Hogan is one of the most widely deployed core banking platforms globally, currently supporting more than 300 million deposit accounts and managing over $5 trillion in deposits across multiple regions. By linking Hogan with Ripple’s blockchain solutions, $DXC is effectively opening a pathway for large financial institutions to engage with digital assets at scale, while preserving operational continuity and regulatory controls.
At the heart of the integration is the goal of enabling banks to offer digital asset custody, tokenization, and blockchain-based payments as native services. Rather than forcing institutions to rebuild or replace legacy infrastructure, the solution positions blockchain as an extension layer—bridging conventional banking operations with emerging decentralized technologies.
This approach reflects a broader industry shift. Financial institutions are increasingly exploring digital assets not from a speculative standpoint, but as functional tools for settlement, liquidity management, and asset servicing. DXC’s collaboration with Ripple addresses this demand by providing enterprise-grade connectivity between traditional finance and blockchain networks.
The solution leverages $Ripple Payments, Ripple’s licensed cross-border payments platform, alongside Ripple Custody, a digital asset custody solution purpose-built for regulated financial institutions.

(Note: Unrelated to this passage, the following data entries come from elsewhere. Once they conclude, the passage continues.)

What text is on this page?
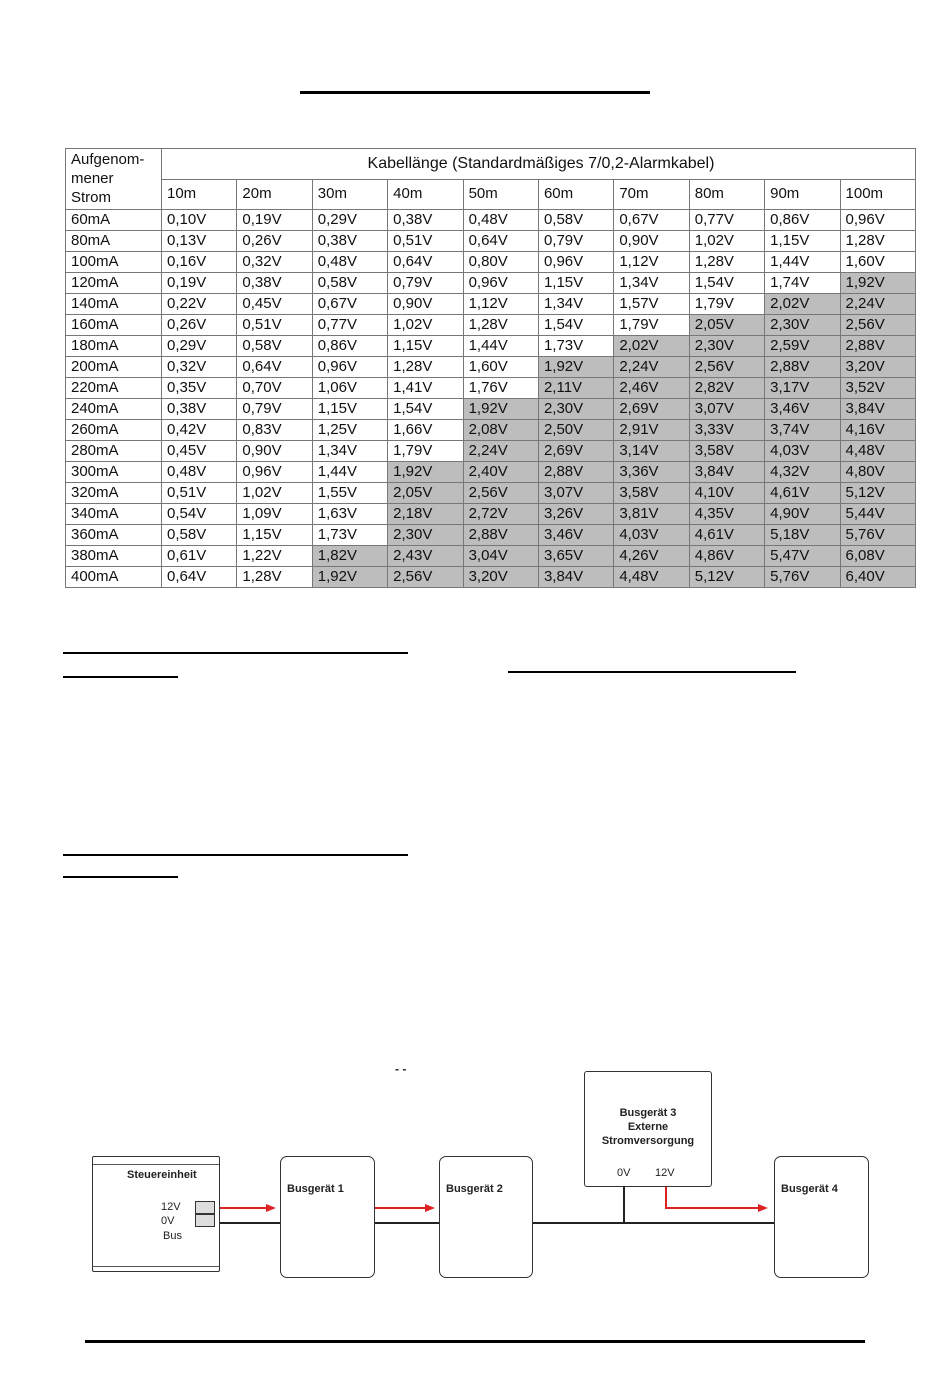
Aufgenom-
mener
Strom	Kabellänge (Standardmäßiges 7/0,2-Alarmkabel)									
	10m	20m	30m	40m	50m	60m	70m	80m	90m	100m
60mA	0,10V	0,19V	0,29V	0,38V	0,48V	0,58V	0,67V	0,77V	0,86V	0,96V
80mA	0,13V	0,26V	0,38V	0,51V	0,64V	0,79V	0,90V	1,02V	1,15V	1,28V
100mA	0,16V	0,32V	0,48V	0,64V	0,80V	0,96V	1,12V	1,28V	1,44V	1,60V
120mA	0,19V	0,38V	0,58V	0,79V	0,96V	1,15V	1,34V	1,54V	1,74V	1,92V
140mA	0,22V	0,45V	0,67V	0,90V	1,12V	1,34V	1,57V	1,79V	2,02V	2,24V
160mA	0,26V	0,51V	0,77V	1,02V	1,28V	1,54V	1,79V	2,05V	2,30V	2,56V
180mA	0,29V	0,58V	0,86V	1,15V	1,44V	1,73V	2,02V	2,30V	2,59V	2,88V
200mA	0,32V	0,64V	0,96V	1,28V	1,60V	1,92V	2,24V	2,56V	2,88V	3,20V
220mA	0,35V	0,70V	1,06V	1,41V	1,76V	2,11V	2,46V	2,82V	3,17V	3,52V
240mA	0,38V	0,79V	1,15V	1,54V	1,92V	2,30V	2,69V	3,07V	3,46V	3,84V
260mA	0,42V	0,83V	1,25V	1,66V	2,08V	2,50V	2,91V	3,33V	3,74V	4,16V
280mA	0,45V	0,90V	1,34V	1,79V	2,24V	2,69V	3,14V	3,58V	4,03V	4,48V
300mA	0,48V	0,96V	1,44V	1,92V	2,40V	2,88V	3,36V	3,84V	4,32V	4,80V
320mA	0,51V	1,02V	1,55V	2,05V	2,56V	3,07V	3,58V	4,10V	4,61V	5,12V
340mA	0,54V	1,09V	1,63V	2,18V	2,72V	3,26V	3,81V	4,35V	4,90V	5,44V
360mA	0,58V	1,15V	1,73V	2,30V	2,88V	3,46V	4,03V	4,61V	5,18V	5,76V
380mA	0,61V	1,22V	1,82V	2,43V	3,04V	3,65V	4,26V	4,86V	5,47V	6,08V
400mA	0,64V	1,28V	1,92V	2,56V	3,20V	3,84V	4,48V	5,12V	5,76V	6,40V
- -
Steuereinheit
12V
0V
Bus
Busgerät 1	Busgerät 2
Busgerät 3
Externe
Stromversorgung
0V 12V
Busgerät 4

Through this framework, banks can securely manage cryptocurrencies, stablecoins such as RLUSD, and even tokenized real-world assets, all within a controlled and compliant operating environment.
Strategically, the partnership underscores DXC’s intent to keep Hogan relevant as banking enters a new phase of digital transformation. As customer expectations evolve, banks are under pressure to support digital assets while maintaining the reliability, compliance, and resilience required in production environments. By embedding blockchain capabilities into its core offering, DXC positions itself as a facilitator rather than a disruptor of institutional change.
For Ripple, the agreement represents a significant expansion into the operational core of global banking. Instead of operating at the edges of the financial system, Ripple’s technology is being positioned closer to where deposits are managed, transactions are settled, and assets are safeguarded. This shift reinforces Ripple’s long-standing narrative of focusing on infrastructure and utility rather than speculative use cases.
From a market perspective, the collaboration also strengthens the ecosystem surrounding $XRP and RLUSD. While neither asset is framed as a retail investment product in this context, both play roles within a broader institutional framework—XRP as a liquidity and settlement asset, and $RLUSD as a stable medium for custody and transfer. Their integration into core banking workflows signals growing confidence in blockchain-based financial rails.
More broadly, the DXC–Ripple partnership highlights how the boundaries between traditional banking and blockchain technology are steadily eroding. As regulatory clarity improves and enterprise-grade solutions mature, digital assets are increasingly being woven into the fabric of mainstream financial operations. What was once experimental is now moving closer to becoming standard infrastructure.